Why Target?
Your company or product cannot be all things to all people. When you evaluate your product honestly, you will find that it has merits and faults, depending on the priorities and values of those who might use it. It does some things excellently at the expense of other things it could do instead. It may be high quality but expensive; fast but generic; beautiful but fragile; comprehensive but technical.
When advertising, you want to target a specific segment of people with a specific set of values for which your product is the perfect fit. When a product is a perfect fit for the customer, it creates a stellar experience for that customer. And customers who have stellar experiences are the kind of customer you want, because they will keep on coming back to you over and over again, and they will sing your praises to other people. Having customers like this reduces the cost of acquiring conversions, because they don’t need to be advertised to and moreover they actually sell your products for you.
Start With You
So, to determine who you are going to target, i.e. who is the perfect fit, you first have to define who you are as company and what your product actually is. You will need to answer these essential questions:
- What are your core values?
- What specific problem(s) does your product solve?
- What do you do better than anyone else?
- What is your chief competitive advantage?

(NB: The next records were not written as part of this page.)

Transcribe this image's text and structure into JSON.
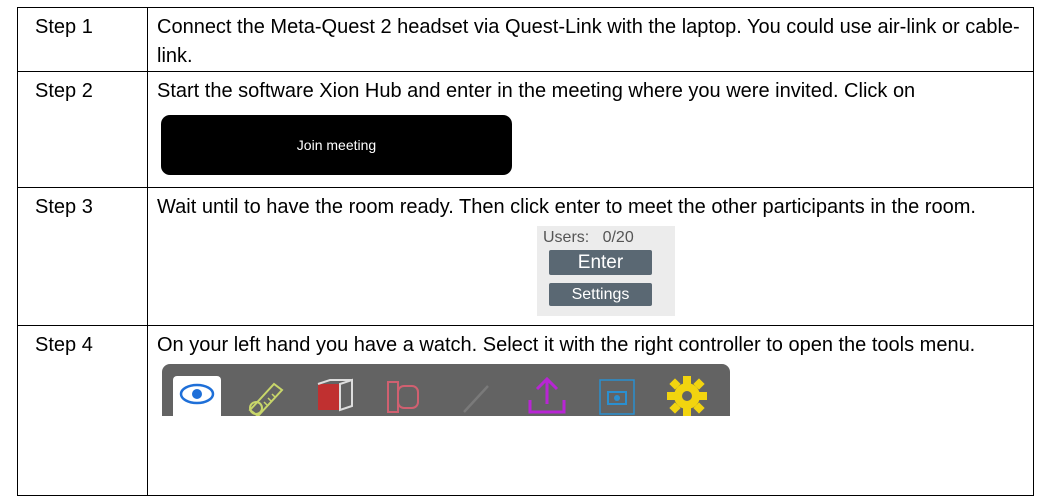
{
  "steps": [
    {
      "label": "Step 1",
      "text": "Connect the Meta-Quest 2 headset via Quest-Link with the laptop. You could use air-link or cable-link."
    },
    {
      "label": "Step 2",
      "text": "Start the software Xion Hub and enter in the meeting where you were invited. Click on",
      "button_label": "Join meeting"
    },
    {
      "label": "Step 3",
      "text": "Wait until to have the room ready. Then click enter to meet the other participants in the room.",
      "panel": {
        "users_label": "Users:",
        "users_count": "0/20",
        "enter_label": "Enter",
        "settings_label": "Settings"
      }
    },
    {
      "label": "Step 4",
      "text": "On your left hand you have a watch. Select it with the right controller to open the tools menu."
    }
  ],
  "tools_menu": {
    "icons": [
      "eye-icon",
      "measure-tape-icon",
      "cube-icon",
      "outline-shape-icon",
      "pen-icon",
      "upload-icon",
      "camera-icon",
      "gear-icon"
    ],
    "colors": {
      "bar": "#636363",
      "eye": "#1e6fd8",
      "tape": "#c8d66a",
      "cube": "#c03030",
      "upload": "#b825d4",
      "camera": "#2a8fd0",
      "gear": "#f2d40f"
    }
  }
}
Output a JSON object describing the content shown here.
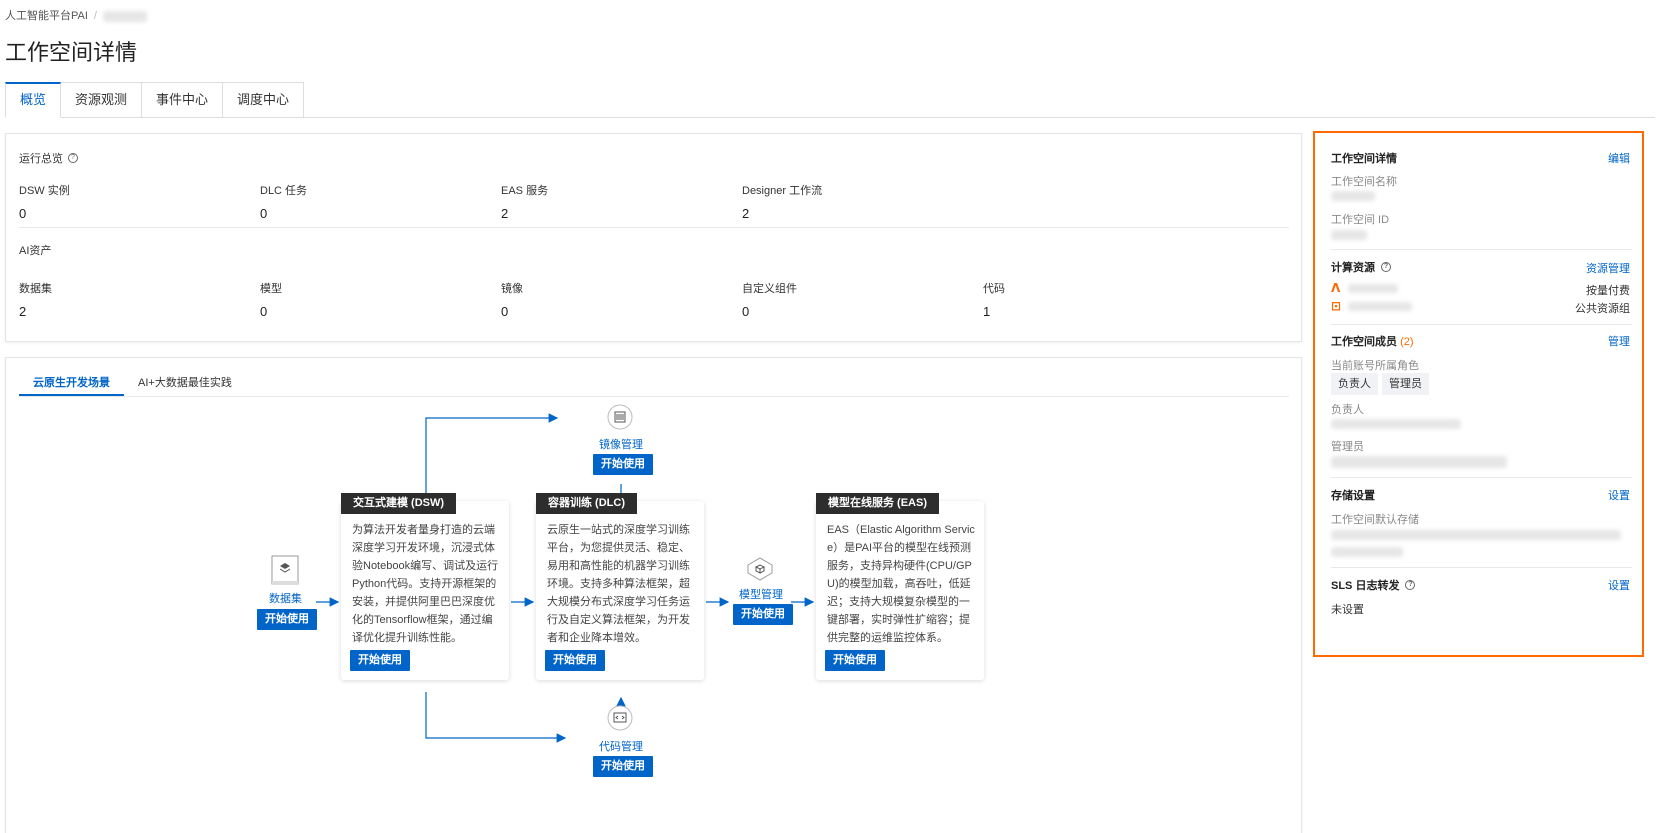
{
  "breadcrumb": {
    "root": "人工智能平台PAI"
  },
  "page_title": "工作空间详情",
  "tabs": [
    "概览",
    "资源观测",
    "事件中心",
    "调度中心"
  ],
  "overview": {
    "run_title": "运行总览",
    "run_stats": [
      {
        "label": "DSW 实例",
        "value": "0"
      },
      {
        "label": "DLC 任务",
        "value": "0"
      },
      {
        "label": "EAS 服务",
        "value": "2"
      },
      {
        "label": "Designer 工作流",
        "value": "2"
      }
    ],
    "asset_title": "AI资产",
    "asset_stats": [
      {
        "label": "数据集",
        "value": "2"
      },
      {
        "label": "模型",
        "value": "0"
      },
      {
        "label": "镜像",
        "value": "0"
      },
      {
        "label": "自定义组件",
        "value": "0"
      },
      {
        "label": "代码",
        "value": "1"
      }
    ]
  },
  "scenario": {
    "tabs": [
      "云原生开发场景",
      "AI+大数据最佳实践"
    ],
    "start_label": "开始使用",
    "dataset_label": "数据集",
    "image_label": "镜像管理",
    "code_label": "代码管理",
    "model_label": "模型管理",
    "dsw": {
      "title": "交互式建模 (DSW)",
      "desc": "为算法开发者量身打造的云端深度学习开发环境，沉浸式体验Notebook编写、调试及运行Python代码。支持开源框架的安装，并提供阿里巴巴深度优化的Tensorflow框架，通过编译优化提升训练性能。"
    },
    "dlc": {
      "title": "容器训练 (DLC)",
      "desc": "云原生一站式的深度学习训练平台，为您提供灵活、稳定、易用和高性能的机器学习训练环境。支持多种算法框架，超大规模分布式深度学习任务运行及自定义算法框架，为开发者和企业降本增效。"
    },
    "eas": {
      "title": "模型在线服务 (EAS)",
      "desc": "EAS（Elastic Algorithm Service）是PAI平台的模型在线预测服务，支持异构硬件(CPU/GPU)的模型加载，高吞吐，低延迟；支持大规模复杂模型的一键部署，实时弹性扩缩容；提供完整的运维监控体系。"
    }
  },
  "side": {
    "detail_title": "工作空间详情",
    "edit": "编辑",
    "name_label": "工作空间名称",
    "id_label": "工作空间 ID",
    "compute_title": "计算资源",
    "compute_link": "资源管理",
    "billing_pay": "按量付费",
    "billing_public": "公共资源组",
    "members_title": "工作空间成员",
    "members_count": "(2)",
    "members_link": "管理",
    "role_label": "当前账号所属角色",
    "roles": [
      "负责人",
      "管理员"
    ],
    "owner_label": "负责人",
    "admin_label": "管理员",
    "storage_title": "存储设置",
    "storage_link": "设置",
    "storage_default": "工作空间默认存储",
    "sls_title": "SLS 日志转发",
    "sls_link": "设置",
    "sls_value": "未设置",
    "colors": {
      "accent": "#0064c8",
      "highlight": "#ff6a00"
    }
  }
}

If you are a startup and are still formulating your company’s ethos, a practice I suggest doing to explore these questions is creating a Message Map. Message Maps are a formalized writing exercise that will help you choose a meaningful core value, identify your fundamentally valuable company/product qualities, and identify the concrete assets that contribute to those strengths.
If you are an established company but you are not clear on the answers to some of these questions, you should try gathering feedback from your former or existing customers. Ask them why they chose/choose you, and what value or unique advantage they feel you offer them. You may be doing something very right without knowing it (and you may not be doing what you think you are).
Customer Personas
Equipped with information about what the true value of your business/product is, you can now identify precisely what needs you can effectively serve and whose values you are the right fit for. Once you know what needs/values you are serving, you can begin to think about who has those needs/values. Those people are your target customers.
You want to fill out the identities of those people who you will be serving. What are their interests? What are their pain points? What kind of information are they looking for? Where do they find it? What resources do and do they not have? Knowing the rest of their story will be highly instructive regarding how to reach and appeal to your potential customers.
You may find that several distinct types of people emerge from your research. For example, an eCommerce business selling high-end artisinal furniture may appeal to both discerning homeowners on a normal budget, and commercial interior designers sparing no expense on their posh new project. Those people have very different needs and will take two different journies to discovering that business’s product, assuming it creates avenues that appeal to both of them. That’s good! For every type that emerges, there is different opportunity for engagement: a different advertising space, a different content type, another different appeal to your product.
For each of these types that emerge, create what is called a Customer Persona: a concise profile of what it is like to be this person, containing essential and relevant data such as: What age and gender are they, on average? Why are they in the market? Or when will they be in the market? Where do they find information? These don’t have be long; a couple paragraphs or some key figures.
I suggest adding representative photos of people to your customer personas, too, to give them an extra boost of empathy. We relate to human faces because we are evolved to be with people. Conversely, when faces are missing we can be pretty inhumane, which is why emails can be so tone deaf, or how a person’s humanity can disappear altogether when they are reduced to a number in a spreadsheet.
Keep your customer personas handy, taped to your wall or in a file on your desktop, and review them when planning content and engaging with your customers; you may find it helps your ability to relate to and understand them, which will improve your ability to help them.
You can these profiles as the foundation of your marketing strategy whether you are crafting and online content marketing strategy, where you can map them onto the different “chains of value” that emerge from your Message Map, or a PPC advertising campaign, where you will be targeting concretely defined demographics.
Apply self-regulation and accept feedback.
That’s Permaculture principle number 4.
Revisit and review your customer personas regularly to help you reflect on whether you are in the business you think you are. Are your ideal customers who you thought they were? Are you planning changes to your business that will meet the needs of your target customer more or less than when you started? Do you need to change your concept of your business to better serve the market? Or target different customers to stay true to your brand?